Chartered town planners England & Lyle, who have been acting on behalf of the landowner, have since successfully appealed the decision.
Costs, subject to negotiation, have also been awarded to Mr Randall.
Planning Inspector Jonathan King, who upheld the appeal, said in a report: “The appeal is allowed and planning permission is granted for the change of use to a waste transfer station/recycling facility and associated works at Joe’s Skips.”
At the time planning officers, who recommended the proposals be rejected, said evidence showed there is already enough waste transfer and recycling sites and that these plans would have a detrimental impact on neighbouring businesses and homes.
But Mr King found that subject to planning conditions there is “very little likelihood” of any reduction in the quality of life for nearby residents.
He also said the development would not cause any “material harm” to the wider Tees Valley waste management strategy, which was another concern.
Jeremy Good, a director at England & Lyle, said: “The inspector has agreed with England & Lyle that the council acted unreasonably in failing to provide a respectable basis for its decision.
“The council was also found to be relying on an emerging development plan to support its decision, with respect to the effect of the development on the strategic waste management strategy, this again was proven to be incorrect and unreasonable.”

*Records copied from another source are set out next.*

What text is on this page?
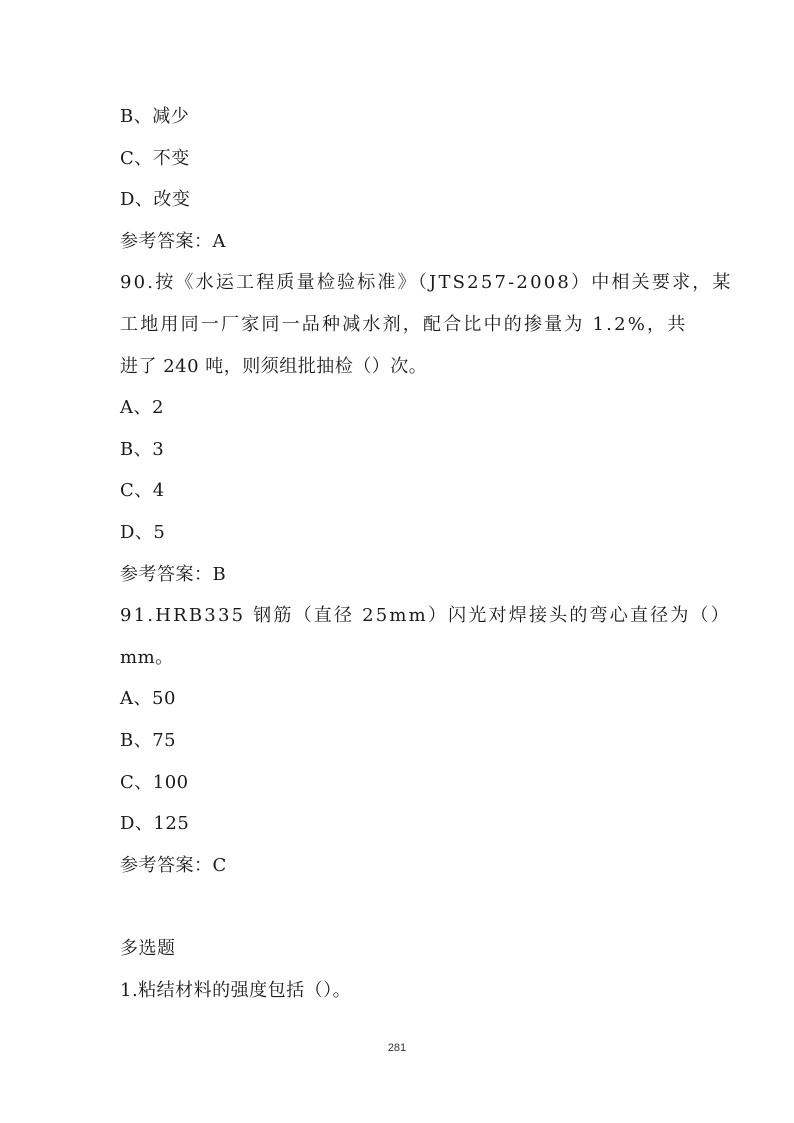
B、减少
C、不变
D、改变
参考答案：A
90.按《水运工程质量检验标准》（JTS257-2008）中相关要求，某
工地用同一厂家同一品种减水剂，配合比中的掺量为 1.2%，共
进了 240 吨，则须组批抽检（）次。
A、2
B、3
C、4
D、5
参考答案：B
91.HRB335 钢筋（直径 25mm）闪光对焊接头的弯心直径为（）
mm。
A、50
B、75
C、100
D、125
参考答案：C
多选题
1.粘结材料的强度包括（）。
281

Mr Good added: “Having addressed the planning committee back in June 2011 to highlight many of the points raised by the Inspector, it is regrettable that it has taken until now for the council’s decision to be overturned.
“However, we hope our client can now press on with his plans for the site.”

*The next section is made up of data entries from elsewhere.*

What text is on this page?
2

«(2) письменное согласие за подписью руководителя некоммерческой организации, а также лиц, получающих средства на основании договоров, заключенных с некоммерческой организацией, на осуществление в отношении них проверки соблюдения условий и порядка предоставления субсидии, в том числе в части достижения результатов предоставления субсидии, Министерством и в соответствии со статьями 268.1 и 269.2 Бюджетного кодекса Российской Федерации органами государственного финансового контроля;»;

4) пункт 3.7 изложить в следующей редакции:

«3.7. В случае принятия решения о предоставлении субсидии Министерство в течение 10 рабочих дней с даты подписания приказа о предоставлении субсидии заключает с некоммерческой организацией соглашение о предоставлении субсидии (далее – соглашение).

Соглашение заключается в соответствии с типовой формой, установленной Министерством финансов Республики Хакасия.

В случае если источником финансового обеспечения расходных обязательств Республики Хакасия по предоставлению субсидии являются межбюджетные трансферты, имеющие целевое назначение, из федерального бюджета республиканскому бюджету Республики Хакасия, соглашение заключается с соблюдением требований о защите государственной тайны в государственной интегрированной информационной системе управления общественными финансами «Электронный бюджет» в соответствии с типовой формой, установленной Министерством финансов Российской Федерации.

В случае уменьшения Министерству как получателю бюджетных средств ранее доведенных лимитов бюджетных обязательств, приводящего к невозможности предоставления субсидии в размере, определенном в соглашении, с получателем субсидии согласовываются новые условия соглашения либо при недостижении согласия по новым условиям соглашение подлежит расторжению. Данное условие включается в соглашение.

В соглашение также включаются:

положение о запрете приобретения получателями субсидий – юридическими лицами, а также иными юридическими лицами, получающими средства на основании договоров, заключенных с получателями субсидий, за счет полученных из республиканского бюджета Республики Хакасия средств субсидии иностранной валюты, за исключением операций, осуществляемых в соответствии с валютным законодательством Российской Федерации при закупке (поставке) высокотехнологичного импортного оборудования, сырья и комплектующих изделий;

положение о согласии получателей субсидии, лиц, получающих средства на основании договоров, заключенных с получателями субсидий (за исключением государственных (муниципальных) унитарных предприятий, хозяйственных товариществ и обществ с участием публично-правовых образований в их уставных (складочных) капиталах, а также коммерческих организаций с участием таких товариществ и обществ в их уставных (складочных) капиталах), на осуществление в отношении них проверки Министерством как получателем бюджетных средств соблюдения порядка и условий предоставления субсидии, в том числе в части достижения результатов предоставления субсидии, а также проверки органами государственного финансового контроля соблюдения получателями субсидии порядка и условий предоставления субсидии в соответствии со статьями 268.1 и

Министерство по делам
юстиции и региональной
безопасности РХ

At the time, the committee also heard that the firm had been operating as a waste transfer site without the proper planning permission.
But the waste can now be sorted into piles, bulked up and transferred from the site to be either sold on or taken to a licensed waste disposal site.
The waste transfer site will be able to process up to 200 tonnes of waste each week between 6am to 6pm Monday to Friday and 7am to 2pm Saturdays.
Labour councillor Rob Cook, chairman of the council’s planning committee, said: “We are very disappointed with the Planning Inspector’s decision in relation to the use of the site as a waste transfer station/recycling facility.
“The council refused planning permission for this proposal and acknowledged that there are a significant number of waste operations within the borough.”